Googling your way down to Baker Street.

I had the odd wrong thought as I was considering "The Five Orange Pips" this iteration through the Canon: John Openshaw, owner of a small estate in Sussex, died without any obvious heirs. Sherlock Holmes eventually retired in Sussex. What if . . . . ?

Well, the estate was near Horsham and Holmes's small farm was five miles from Eastbourne not far from the coast. Anyone who knows anything about Sussex would stop that theory from going anywhere before it was even fully verbalized. (No matter how attractive the thought of Holmes keeping an estate that would forever remind him of a man he could not save.) But I don't know anything about Sussex, hence my faulty thought.

But the means by which my theory was shot down was no big thing -- a quick trip to Google maps, where I saw that Horsham and Eastbourne were far, far apart. While I was there, however, I did think about John Openshaw travelling from his small estate near Horsham to 221B Baker Street, so I hit the "Directions" button and pulled up the route a modern Openshaw would have taken into the city.


And there it was. With trains, travel times, etc. 221 Baker Street to Horsham.

Commonplace, right? No big deal, right? But can you imagine showing this to Julian Wolfe, creator of some damned fine Sherlockian maps back in the day? Pulling this up on a screen before the likes of Vincent Starrett or his St. Louis correspondent Dr. Gray Chandler Briggs back in the Depression era?

While my inner hipster wants to be all jaded about such everyday wonders, that combination of inner child and inner "Methuselah who remembers an Age When Things Were Different" just want to grin at this magical resource. Suddenly a commonplace old Google map transforms into an artifact of Sherlock Holmes's world!

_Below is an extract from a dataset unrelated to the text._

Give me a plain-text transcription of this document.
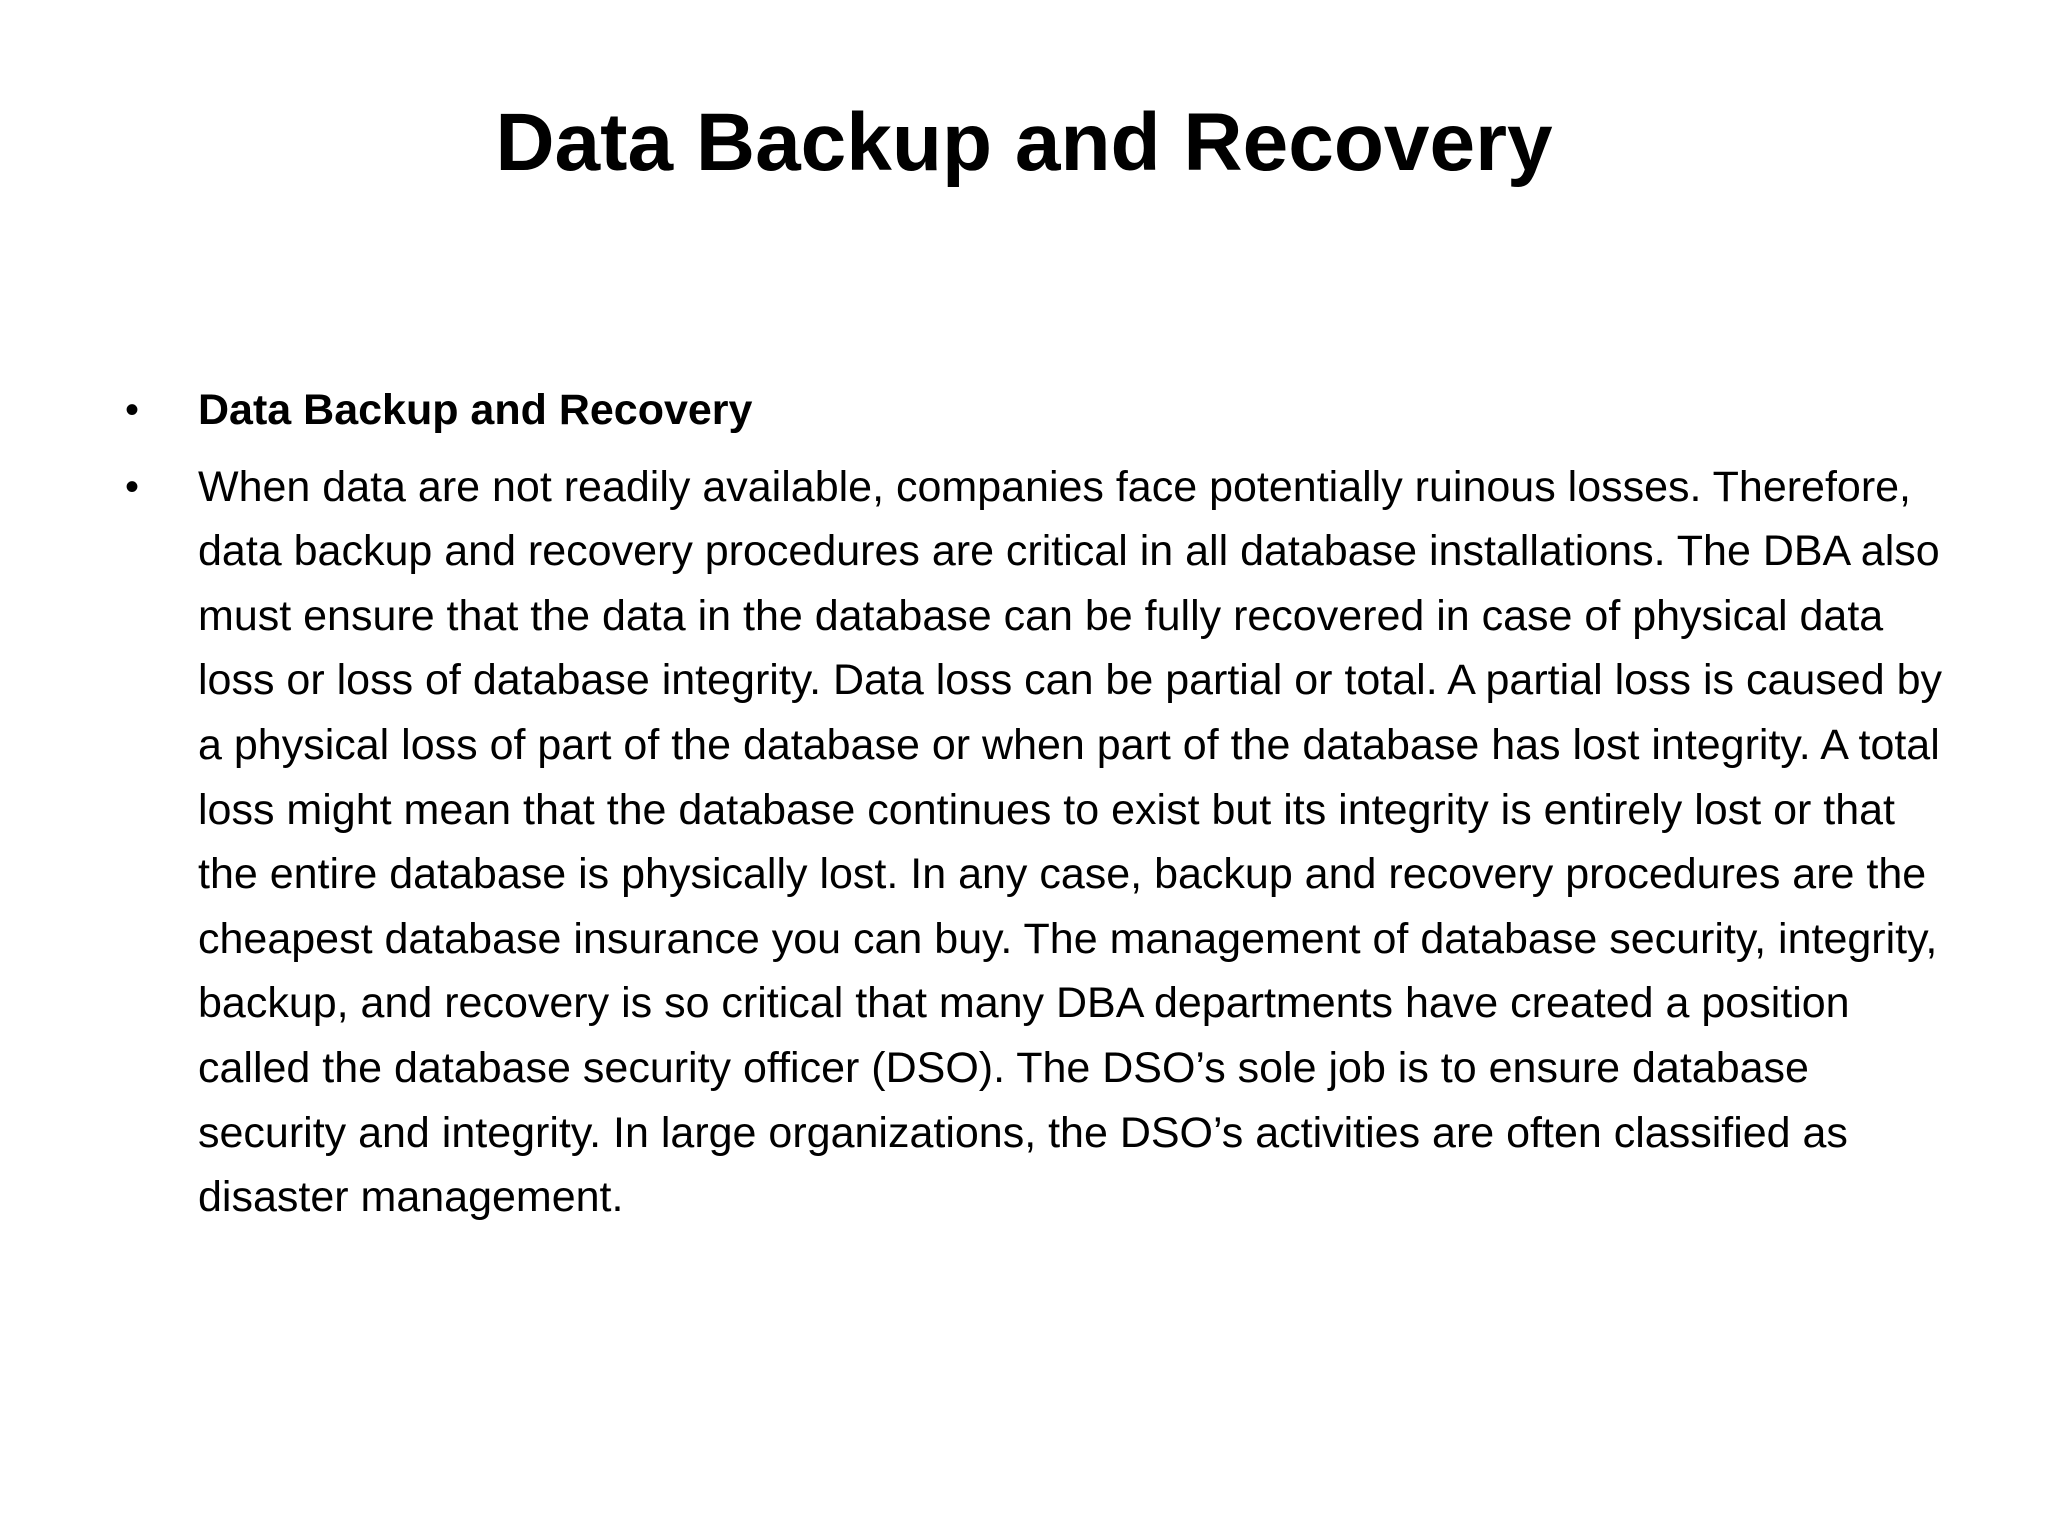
Data Backup and Recovery
• Data Backup and Recovery
• When data are not readily available, companies face potentially ruinous losses. Therefore, data backup and recovery procedures are critical in all database installations. The DBA also must ensure that the data in the database can be fully recovered in case of physical data loss or loss of database integrity. Data loss can be partial or total. A partial loss is caused by a physical loss of part of the database or when part of the database has lost integrity. A total loss might mean that the database continues to exist but its integrity is entirely lost or that the entire database is physically lost. In any case, backup and recovery procedures are the cheapest database insurance you can buy. The management of database security, integrity, backup, and recovery is so critical that many DBA departments have created a position called the database security officer (DSO). The DSO’s sole job is to ensure database security and integrity. In large organizations, the DSO’s activities are often classified as disaster management.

So then I decided to just get a little bit nuts.

221B Baker Street to Reichenbach Falls.


Twelve hours and nine minutes, without driving or flying. Of course, Holmes and Watson took over a week to make the trip, wandering a good deal on foot. (The whole trip on foot would take over a month, according to the Google.) Still, wonderful to see a computer doing Sherlockian scholarship of a sort with just a couple prompts. One can imagine having a fun evening charting out the travels of Sherlock's post-Reichenbach hiatus in this same sloppy, yet informative manner.

By now, many a young genius is probably recollecting how they did just that thing on Mapquest in 2006, but it still makes me marvel at the resources we have available to us with the touch of a mouse and a few taps on the keyboard. (Or a few taps on a smartphone . . . yes, even that mouse is starting to look like an eight-track tape at this point.)

And with a touch of Sherlock Holmes, it all becomes just that much more magical.



1 comment:

  1. While doing research for my book, google maps was a huge resource for the chapter on Holmes' travels during his hiatus. Google books was another amazing resource. Technology is rad.